An Evidence-Based Wellness Program: Pets

Employer wellness programs are all the rage lately, even though solid evidence for sustainable improvements in health is lacking for most of these programs. For a more robust option, let’s consider the benefits of pets, especially dogs. The American Heart Association has just published an exhaustive review of the scientific evidence, concluding that owning a pet, particularly a dog, may reduce your risk of heart disease.

The strongest study reviewed was a randomized, controlled trial of the effect of adopting a dog on blood pressure. In people with borderline hypertension who wanted dogs, those who adopted a dog lowered their blood pressure and were less likely to see their blood pressure and heart rates rise in response to stress.

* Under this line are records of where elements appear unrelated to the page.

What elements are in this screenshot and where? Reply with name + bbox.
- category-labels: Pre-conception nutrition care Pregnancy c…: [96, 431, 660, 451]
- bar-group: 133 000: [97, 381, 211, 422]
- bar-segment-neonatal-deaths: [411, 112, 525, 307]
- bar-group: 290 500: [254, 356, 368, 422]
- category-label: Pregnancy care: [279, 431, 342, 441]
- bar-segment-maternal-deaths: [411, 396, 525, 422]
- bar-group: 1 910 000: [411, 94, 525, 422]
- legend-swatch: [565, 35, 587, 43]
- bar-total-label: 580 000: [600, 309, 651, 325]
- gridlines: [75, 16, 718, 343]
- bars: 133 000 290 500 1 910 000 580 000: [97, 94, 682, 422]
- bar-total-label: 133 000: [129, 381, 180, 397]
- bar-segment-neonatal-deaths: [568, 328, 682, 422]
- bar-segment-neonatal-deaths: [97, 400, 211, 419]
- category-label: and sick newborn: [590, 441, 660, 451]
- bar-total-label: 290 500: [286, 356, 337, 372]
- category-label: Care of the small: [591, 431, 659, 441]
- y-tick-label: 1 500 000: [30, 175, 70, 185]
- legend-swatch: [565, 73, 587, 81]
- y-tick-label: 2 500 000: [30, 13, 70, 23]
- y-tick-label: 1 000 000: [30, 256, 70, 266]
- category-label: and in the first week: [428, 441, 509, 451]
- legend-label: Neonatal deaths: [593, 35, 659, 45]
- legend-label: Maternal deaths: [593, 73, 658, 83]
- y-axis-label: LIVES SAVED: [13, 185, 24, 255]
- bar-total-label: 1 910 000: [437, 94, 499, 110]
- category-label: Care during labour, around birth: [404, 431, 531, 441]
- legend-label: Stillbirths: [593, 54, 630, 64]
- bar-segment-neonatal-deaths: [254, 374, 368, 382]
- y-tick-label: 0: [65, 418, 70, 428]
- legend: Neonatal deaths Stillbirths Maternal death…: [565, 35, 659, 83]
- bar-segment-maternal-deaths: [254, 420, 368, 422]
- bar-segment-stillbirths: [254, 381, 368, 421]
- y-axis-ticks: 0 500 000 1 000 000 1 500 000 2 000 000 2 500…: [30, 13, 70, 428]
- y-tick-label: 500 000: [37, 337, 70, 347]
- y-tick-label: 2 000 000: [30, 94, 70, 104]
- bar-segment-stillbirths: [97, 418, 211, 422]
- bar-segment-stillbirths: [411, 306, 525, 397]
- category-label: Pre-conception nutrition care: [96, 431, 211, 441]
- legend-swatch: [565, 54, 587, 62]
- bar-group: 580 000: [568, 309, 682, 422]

Although the reviewers found evidence for benefits from owning other types of pets, evidence was strongest for dog owners.

In a nutshell, here are some of the heart health benefits associated with pet ownership:

  • Pet ownership may lead to lower blood pressure.
  • Of all pets, dogs appear most likely to help people get more physically active.
  • Dog walking — not just pet or dog ownership — is associated with lower rates of obesity.
  • Pet ownership may be associated with better cardiovascular responses to stress.
  • Pet ownership (especially dogs) may be linked to better survival in people with established heart disease.

Glenn Levine, who led the committee that prepared the review, noted that owning a pet was certainly no guarantee of cardiovascular health. “If someone adopts a pet, but still sits on the couch and smokes and eats whatever they want and doesn’t control their blood pressure, that’s not a prudent strategy to decrease their cardiovascular risk.” But he went on to say, “There are plausible psychological, sociological, and physiological reasons to believe that pet ownership might actually have a causal role in decreasing cardiovascular risk.”

So, if you want a friend who just might help you live longer, your dog might be more reliable than your employer.